Immune microenvironment modulation by p14/ARF in Malignant Pleural Mesothelioma

Date 28 September 2019
Event ESMO 2019 Congress
Session Poster Display session 1
Topics Mesothelioma
Presenter Giulia Pasello
Citation Annals of Oncology (2019) 30 (suppl_5): v747-v755. 10.1093/annonc/mdz266
Authors G. Pasello1, L. Urso2, A. Boscolo2, F. Pezzuto3, M. Silic-Benussi4, S. Vuljian5, S. Frega1, L. Bonanno1, M. Schiavon3, F. Rea6, V. Ciminale4, P.F. Conte7, F. Calabrese3
  • 1Oncology 2, Istituto Oncologico Veneto IRCCS, 35128 - Padova/IT
  • 2Department Of Surgery, Oncology And Gastroenterology, University of Padova, 35128 - Padova/IT
  • 3Pathology Unit, Department Of Cardiac,thoracic, Vascular Sciences And Public Health, University of Padova, 35128 - Padova/IT
  • 4Immunology And Molecular Oncology Unit, Istituto Oncologico Veneto IRCCS, 35128 - Padova/IT
  • 5Pathology Unit, Department Of Cardio-thoracic And Vascular Sciences, University of Padova, 35128 - Padova/IT
  • 6Thoracic Surgery Unit, Department Of Cardiac,thoracic, Vascular Sciences And Public Health, University of Padova, 35128 - Padova/IT
  • 7Surgery Oncology And Gastroenterology, Università degli Studi di Padova, 35128 - Padova/IT

Abstract

Background

Tumor Associated Macrophages (TAMs) and ARF-MDM2 pathway seem to be interconnected actors in malignant pleural mesothelioma (MPM) pathogenesis, treatment outcome and prognosis. On the basis of such evidence, this prospective study aims at comparing tumor immune microenvironment (TME) and checkpoint expression (PD-L1) in naïve tumor samples and immune cells in blood samples of ARF+ vs. ARF- MPM.

Methods

Tumor samples were collected at the baseline (T0) in all enrolled patients and at the time of surgery (T1) in resectable patients.
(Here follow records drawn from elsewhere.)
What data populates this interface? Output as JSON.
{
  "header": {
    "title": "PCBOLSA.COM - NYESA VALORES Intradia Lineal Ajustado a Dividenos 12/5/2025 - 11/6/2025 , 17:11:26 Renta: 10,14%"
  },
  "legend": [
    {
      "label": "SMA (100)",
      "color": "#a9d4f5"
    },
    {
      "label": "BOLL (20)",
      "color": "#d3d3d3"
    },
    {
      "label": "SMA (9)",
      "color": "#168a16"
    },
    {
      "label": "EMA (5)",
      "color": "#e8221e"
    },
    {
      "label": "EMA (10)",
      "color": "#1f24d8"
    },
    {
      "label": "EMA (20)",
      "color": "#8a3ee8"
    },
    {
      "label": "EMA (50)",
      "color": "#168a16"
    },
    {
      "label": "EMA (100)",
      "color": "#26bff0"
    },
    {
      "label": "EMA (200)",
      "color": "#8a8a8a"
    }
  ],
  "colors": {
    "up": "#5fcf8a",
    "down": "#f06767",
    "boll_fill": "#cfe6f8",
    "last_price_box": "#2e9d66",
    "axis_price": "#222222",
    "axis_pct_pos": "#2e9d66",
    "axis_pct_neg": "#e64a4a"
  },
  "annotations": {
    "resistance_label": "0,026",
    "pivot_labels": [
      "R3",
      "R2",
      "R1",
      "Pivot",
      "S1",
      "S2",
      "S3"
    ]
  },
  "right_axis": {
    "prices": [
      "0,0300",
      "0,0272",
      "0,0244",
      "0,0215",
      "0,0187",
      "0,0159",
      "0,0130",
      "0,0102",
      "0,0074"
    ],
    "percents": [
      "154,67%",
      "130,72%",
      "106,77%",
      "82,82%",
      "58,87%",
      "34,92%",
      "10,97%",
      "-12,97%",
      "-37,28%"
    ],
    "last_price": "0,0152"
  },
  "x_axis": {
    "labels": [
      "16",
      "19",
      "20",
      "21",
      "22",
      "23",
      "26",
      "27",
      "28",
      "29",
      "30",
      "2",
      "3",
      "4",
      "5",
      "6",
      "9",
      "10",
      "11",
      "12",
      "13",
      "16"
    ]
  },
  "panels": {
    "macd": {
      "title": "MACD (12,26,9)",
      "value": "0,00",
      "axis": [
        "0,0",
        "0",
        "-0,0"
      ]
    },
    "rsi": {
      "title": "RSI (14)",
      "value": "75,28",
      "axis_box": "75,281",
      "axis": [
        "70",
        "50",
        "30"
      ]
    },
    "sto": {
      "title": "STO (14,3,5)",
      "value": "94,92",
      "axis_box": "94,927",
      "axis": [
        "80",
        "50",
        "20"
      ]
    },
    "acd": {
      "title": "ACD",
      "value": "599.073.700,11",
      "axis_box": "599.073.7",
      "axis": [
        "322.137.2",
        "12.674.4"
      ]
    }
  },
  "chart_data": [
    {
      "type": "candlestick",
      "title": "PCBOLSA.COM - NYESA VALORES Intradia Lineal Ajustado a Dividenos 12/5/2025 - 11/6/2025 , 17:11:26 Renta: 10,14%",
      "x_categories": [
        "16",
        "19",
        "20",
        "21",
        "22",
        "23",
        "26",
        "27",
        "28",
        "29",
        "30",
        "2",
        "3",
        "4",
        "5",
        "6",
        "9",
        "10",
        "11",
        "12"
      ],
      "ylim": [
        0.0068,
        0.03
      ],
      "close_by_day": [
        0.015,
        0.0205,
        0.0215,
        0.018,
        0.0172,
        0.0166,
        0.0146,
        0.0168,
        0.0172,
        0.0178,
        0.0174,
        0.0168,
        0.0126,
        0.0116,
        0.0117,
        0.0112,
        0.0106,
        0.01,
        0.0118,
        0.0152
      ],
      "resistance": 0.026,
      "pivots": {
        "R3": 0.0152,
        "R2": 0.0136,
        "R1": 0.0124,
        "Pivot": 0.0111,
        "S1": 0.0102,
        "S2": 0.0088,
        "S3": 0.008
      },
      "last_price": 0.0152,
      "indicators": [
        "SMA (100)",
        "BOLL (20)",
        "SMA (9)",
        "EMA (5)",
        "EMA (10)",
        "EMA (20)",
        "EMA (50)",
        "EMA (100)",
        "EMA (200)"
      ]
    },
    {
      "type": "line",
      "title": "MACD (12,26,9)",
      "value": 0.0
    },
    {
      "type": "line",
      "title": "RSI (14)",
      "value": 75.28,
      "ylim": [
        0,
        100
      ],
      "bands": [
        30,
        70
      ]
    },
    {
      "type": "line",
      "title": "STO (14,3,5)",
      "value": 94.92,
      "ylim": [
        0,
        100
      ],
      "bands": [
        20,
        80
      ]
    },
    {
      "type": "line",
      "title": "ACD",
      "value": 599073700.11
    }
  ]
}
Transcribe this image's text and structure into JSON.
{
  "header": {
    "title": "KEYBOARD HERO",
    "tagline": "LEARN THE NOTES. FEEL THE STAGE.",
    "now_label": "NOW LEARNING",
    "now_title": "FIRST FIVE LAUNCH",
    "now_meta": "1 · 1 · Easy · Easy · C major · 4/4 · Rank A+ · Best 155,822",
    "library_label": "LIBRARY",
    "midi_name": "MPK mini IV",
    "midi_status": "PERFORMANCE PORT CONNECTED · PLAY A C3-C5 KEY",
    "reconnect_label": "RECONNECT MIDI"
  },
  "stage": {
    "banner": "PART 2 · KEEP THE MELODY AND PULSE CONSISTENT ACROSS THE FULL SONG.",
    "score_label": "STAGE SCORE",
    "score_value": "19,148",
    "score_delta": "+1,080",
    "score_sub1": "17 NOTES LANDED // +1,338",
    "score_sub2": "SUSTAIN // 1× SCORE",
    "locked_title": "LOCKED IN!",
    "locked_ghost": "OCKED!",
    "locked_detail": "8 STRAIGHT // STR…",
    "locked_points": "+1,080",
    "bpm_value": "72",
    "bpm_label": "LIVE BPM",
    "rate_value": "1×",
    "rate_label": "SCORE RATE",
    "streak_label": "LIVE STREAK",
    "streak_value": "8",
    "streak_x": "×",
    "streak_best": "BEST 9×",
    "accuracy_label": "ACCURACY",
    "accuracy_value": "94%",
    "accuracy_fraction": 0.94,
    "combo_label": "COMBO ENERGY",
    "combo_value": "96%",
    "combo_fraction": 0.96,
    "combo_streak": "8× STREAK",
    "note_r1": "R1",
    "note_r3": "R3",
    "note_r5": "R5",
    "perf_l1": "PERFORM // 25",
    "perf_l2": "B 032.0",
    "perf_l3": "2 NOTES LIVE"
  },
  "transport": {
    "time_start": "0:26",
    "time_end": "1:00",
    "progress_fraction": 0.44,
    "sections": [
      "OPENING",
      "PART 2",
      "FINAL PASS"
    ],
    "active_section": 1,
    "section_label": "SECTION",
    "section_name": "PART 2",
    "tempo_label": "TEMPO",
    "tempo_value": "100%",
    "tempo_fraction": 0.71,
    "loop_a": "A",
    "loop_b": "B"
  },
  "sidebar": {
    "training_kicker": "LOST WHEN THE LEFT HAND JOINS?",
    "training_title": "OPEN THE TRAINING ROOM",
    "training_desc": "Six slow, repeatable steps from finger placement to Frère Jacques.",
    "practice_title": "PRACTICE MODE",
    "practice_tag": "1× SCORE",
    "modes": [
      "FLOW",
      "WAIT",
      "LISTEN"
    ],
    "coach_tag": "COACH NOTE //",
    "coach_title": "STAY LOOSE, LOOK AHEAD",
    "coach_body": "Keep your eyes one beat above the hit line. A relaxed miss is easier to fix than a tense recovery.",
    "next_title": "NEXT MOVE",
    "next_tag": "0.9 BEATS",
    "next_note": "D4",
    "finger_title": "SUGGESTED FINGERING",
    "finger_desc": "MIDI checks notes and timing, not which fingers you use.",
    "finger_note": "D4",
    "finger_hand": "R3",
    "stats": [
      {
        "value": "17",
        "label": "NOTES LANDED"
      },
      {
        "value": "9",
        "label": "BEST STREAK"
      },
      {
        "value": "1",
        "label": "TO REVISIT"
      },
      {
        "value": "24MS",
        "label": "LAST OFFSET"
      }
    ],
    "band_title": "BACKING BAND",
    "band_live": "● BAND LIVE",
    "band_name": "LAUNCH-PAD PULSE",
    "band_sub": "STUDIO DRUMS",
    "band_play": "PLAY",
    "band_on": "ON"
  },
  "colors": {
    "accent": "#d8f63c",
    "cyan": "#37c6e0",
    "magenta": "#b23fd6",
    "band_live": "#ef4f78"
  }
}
Immunohistochemistry was carried out to evaluate p14/ARF, PD-L1, CD3+, CD4+, CD8+ T lymphocytes; CD20+ B-lymphocytes; CD68+ macrophages. Blood samples were collected in a subset of patients at T0 and T1 and analyzed for CD3+CD4+, CD3+CD8+, CD4+CD25+FoxP3+ peripheral T lymphocytes, CD68 + (total) and CD163 + (M2-like) peripheral monocytes by flow cytometry analysis.

Results

Preliminary data on the first 52 chemonaive MPM samples (32 epithelioid, 16 biphasic and 4 sarcomatoid) were evaluated. P14/ARF was detected in 11 patients (21%). P14/ARF+ cases were characterized by higher CD4+ T-lymphocyte percentage (median value 10% vs 1%, p = 0.05), mainly in peritumoral areas, while p14/ARF – cases were characterized by higher CD163+ M2 macrophages percentage (50% vs 40% in p14/ARF+ cases) and higher CD163+/CD68+ ratio (1.3 vs. 1 in p14/ARF+ cases), even though without statistical significance. Paired (T0 and T1) blood samples of five patients were also assessed for CD8+ and CD4+CD25+FoxP3+ T-reg lymphocytes levels change before and after chemotherapy. We observed a T-reg decrease in 2 patients achieving a disease control to first-line platinum-based chemotherapy, while an increase in 3 progressing patients, without major difference between p14/ARF + and p14/ARF- cases.

Conclusions

p14ARF+ MPM samples seem to be characterized by lower CD163+ M2-polarized macrophages and higher CD4+ T lymphocytes. The amount of T-reg in blood samples may be useful to anticipate radiological and/or clinical progression to chemotherapy. Larger case series and wider TME characterization in tissue and immune cells quantification in blood samples are needed to validate our preliminary findings and will be presented at the conference.

Clinical trial identification

Editorial acknowledgement

Legal entity responsible for the study

Istituto Oncologico Veneto IRCCS.

Funding

Has not received any funding.

Disclosure

All authors have declared no conflicts of interest.